NumHTML: Numeric-Oriented Hierarchical Transformer Model for Multi-task Financial Forecasting
Linyi Yang, Jiazheng Li, Ruihai Dong, Yue Zhang, Barry Smyth

TL;DR
NumHTML is a hierarchical transformer model that leverages the structure of numeric data in earnings calls to improve multi-task financial forecasting, demonstrating significant performance gains over existing methods.
Contribution
The paper introduces NumHTML, a novel numeric-oriented hierarchical transformer that explicitly models different categories of numbers for enhanced financial prediction accuracy.
Findings
NumHTML outperforms state-of-the-art baselines in stock return and risk prediction.
The model effectively utilizes numeric structure, leading to better forecasting results.

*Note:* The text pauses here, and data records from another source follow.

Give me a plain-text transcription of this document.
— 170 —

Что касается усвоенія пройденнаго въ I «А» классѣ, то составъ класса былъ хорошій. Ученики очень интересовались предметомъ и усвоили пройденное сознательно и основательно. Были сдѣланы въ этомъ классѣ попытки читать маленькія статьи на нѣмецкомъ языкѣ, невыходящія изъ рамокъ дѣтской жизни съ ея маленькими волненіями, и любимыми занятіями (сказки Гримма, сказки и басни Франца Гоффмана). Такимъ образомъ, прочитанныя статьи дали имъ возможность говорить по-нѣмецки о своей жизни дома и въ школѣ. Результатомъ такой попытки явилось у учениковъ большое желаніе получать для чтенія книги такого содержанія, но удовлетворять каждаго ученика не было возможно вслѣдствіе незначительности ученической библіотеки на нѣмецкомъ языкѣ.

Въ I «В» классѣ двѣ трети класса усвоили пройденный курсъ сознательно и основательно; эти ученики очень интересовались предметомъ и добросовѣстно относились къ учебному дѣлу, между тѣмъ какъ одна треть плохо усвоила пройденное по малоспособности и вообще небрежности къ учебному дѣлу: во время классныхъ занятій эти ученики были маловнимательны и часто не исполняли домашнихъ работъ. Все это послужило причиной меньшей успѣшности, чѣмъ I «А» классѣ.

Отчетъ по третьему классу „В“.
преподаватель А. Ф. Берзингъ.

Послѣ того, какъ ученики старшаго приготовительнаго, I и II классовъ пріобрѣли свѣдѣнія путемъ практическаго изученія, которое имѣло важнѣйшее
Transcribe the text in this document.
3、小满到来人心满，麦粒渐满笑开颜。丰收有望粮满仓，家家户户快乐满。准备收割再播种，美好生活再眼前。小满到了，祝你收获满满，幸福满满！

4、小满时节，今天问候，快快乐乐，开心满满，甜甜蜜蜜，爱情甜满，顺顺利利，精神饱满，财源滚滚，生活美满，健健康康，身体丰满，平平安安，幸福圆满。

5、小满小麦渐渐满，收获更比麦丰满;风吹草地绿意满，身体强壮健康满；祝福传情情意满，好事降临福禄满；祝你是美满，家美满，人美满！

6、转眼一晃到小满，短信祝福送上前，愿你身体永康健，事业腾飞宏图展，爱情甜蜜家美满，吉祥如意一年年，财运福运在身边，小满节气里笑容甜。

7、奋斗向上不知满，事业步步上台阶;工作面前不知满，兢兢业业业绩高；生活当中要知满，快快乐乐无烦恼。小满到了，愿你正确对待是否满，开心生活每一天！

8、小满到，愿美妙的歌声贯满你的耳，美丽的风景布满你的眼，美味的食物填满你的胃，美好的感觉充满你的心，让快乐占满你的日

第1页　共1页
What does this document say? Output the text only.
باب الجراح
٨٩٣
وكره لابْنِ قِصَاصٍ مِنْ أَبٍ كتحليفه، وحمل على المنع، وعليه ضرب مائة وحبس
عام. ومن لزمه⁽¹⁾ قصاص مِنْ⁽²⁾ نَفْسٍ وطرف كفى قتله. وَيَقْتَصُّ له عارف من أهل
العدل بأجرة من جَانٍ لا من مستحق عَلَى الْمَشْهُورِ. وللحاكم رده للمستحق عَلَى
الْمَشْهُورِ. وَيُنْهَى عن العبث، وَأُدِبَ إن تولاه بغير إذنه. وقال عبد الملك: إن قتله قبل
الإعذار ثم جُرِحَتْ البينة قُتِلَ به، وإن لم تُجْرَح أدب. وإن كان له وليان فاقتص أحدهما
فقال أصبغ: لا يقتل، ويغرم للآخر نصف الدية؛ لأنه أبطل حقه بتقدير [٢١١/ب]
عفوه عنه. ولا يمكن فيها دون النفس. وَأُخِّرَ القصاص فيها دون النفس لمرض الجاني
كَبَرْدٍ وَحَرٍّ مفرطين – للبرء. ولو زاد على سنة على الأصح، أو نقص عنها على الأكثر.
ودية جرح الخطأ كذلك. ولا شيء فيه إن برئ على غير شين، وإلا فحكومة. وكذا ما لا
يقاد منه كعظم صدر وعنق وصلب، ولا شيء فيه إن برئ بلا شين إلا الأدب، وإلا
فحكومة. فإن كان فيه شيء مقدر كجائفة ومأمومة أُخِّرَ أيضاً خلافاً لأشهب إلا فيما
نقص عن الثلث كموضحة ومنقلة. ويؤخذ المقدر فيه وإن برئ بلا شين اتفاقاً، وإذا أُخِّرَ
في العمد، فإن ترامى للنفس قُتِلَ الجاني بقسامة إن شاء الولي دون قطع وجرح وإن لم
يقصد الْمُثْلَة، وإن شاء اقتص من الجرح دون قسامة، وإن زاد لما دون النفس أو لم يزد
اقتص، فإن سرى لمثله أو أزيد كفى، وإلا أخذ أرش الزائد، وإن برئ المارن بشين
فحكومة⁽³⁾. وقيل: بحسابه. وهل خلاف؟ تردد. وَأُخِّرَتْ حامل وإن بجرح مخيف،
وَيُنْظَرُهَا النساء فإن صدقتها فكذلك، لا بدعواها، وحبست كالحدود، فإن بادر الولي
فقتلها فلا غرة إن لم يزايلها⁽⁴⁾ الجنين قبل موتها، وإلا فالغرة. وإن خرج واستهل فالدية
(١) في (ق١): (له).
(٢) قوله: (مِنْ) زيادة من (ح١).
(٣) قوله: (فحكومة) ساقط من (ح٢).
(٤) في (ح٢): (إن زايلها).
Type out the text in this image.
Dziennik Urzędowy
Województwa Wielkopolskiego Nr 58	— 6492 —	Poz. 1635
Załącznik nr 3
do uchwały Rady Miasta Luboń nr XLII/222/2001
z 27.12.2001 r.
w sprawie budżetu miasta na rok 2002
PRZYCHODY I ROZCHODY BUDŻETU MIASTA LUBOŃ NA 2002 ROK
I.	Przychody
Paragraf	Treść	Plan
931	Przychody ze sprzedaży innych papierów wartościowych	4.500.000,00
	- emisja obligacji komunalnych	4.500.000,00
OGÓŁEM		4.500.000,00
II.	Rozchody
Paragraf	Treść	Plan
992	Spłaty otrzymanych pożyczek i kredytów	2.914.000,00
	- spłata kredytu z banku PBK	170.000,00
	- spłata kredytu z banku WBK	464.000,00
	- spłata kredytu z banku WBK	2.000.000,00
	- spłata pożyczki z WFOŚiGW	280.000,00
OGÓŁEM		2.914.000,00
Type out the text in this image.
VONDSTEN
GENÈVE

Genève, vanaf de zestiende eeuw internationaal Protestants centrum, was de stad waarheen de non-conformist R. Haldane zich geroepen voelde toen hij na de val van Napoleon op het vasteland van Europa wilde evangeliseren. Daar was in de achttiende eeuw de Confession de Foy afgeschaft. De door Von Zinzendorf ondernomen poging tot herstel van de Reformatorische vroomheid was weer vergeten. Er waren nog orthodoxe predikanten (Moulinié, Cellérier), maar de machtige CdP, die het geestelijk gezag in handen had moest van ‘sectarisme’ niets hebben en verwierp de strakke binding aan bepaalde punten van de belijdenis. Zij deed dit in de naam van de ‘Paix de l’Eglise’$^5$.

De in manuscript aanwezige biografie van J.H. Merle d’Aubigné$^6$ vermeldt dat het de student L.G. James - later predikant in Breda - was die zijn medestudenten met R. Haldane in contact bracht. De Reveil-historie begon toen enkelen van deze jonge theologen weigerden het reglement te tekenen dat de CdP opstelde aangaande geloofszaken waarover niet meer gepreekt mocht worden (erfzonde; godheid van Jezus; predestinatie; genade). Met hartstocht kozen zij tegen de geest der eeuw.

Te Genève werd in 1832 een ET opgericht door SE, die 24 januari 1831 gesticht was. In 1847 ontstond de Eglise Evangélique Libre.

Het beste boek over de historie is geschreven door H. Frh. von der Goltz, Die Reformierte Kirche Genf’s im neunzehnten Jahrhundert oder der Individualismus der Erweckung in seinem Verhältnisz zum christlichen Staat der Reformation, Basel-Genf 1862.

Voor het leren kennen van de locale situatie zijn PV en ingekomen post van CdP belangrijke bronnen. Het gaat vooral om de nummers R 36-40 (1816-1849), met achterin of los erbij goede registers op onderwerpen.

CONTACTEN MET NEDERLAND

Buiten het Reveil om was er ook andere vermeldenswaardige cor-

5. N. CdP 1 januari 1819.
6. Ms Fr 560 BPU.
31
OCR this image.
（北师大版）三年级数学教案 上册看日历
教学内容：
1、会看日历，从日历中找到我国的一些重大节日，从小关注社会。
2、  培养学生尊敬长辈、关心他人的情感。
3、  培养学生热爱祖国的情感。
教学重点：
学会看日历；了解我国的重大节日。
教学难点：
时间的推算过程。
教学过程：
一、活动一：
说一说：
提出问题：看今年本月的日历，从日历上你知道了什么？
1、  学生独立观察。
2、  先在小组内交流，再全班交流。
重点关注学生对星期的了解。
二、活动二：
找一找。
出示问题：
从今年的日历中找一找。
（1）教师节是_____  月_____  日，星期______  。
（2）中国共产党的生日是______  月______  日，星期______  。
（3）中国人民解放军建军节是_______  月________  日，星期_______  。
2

Significant potential for financial gains demonstrated in practical trading scenarios.
Abstract
Financial forecasting has been an important and active area of machine learning research because of the challenges it presents and the potential rewards that even minor improvements in prediction accuracy or forecasting may entail. Traditionally, financial forecasting has heavily relied on quantitative indicators and metrics derived from structured financial statements. Earnings conference call data, including text and audio, is an important source of unstructured data that has been used for various prediction tasks using deep earning and related approaches. However, current deep learning-based methods are limited in the way that they deal with numeric data; numbers are typically treated as plain-text tokens without taking advantage of their underlying numeric structure. This paper describes a numeric-oriented hierarchical transformer model to predict stock returns, and financial risk…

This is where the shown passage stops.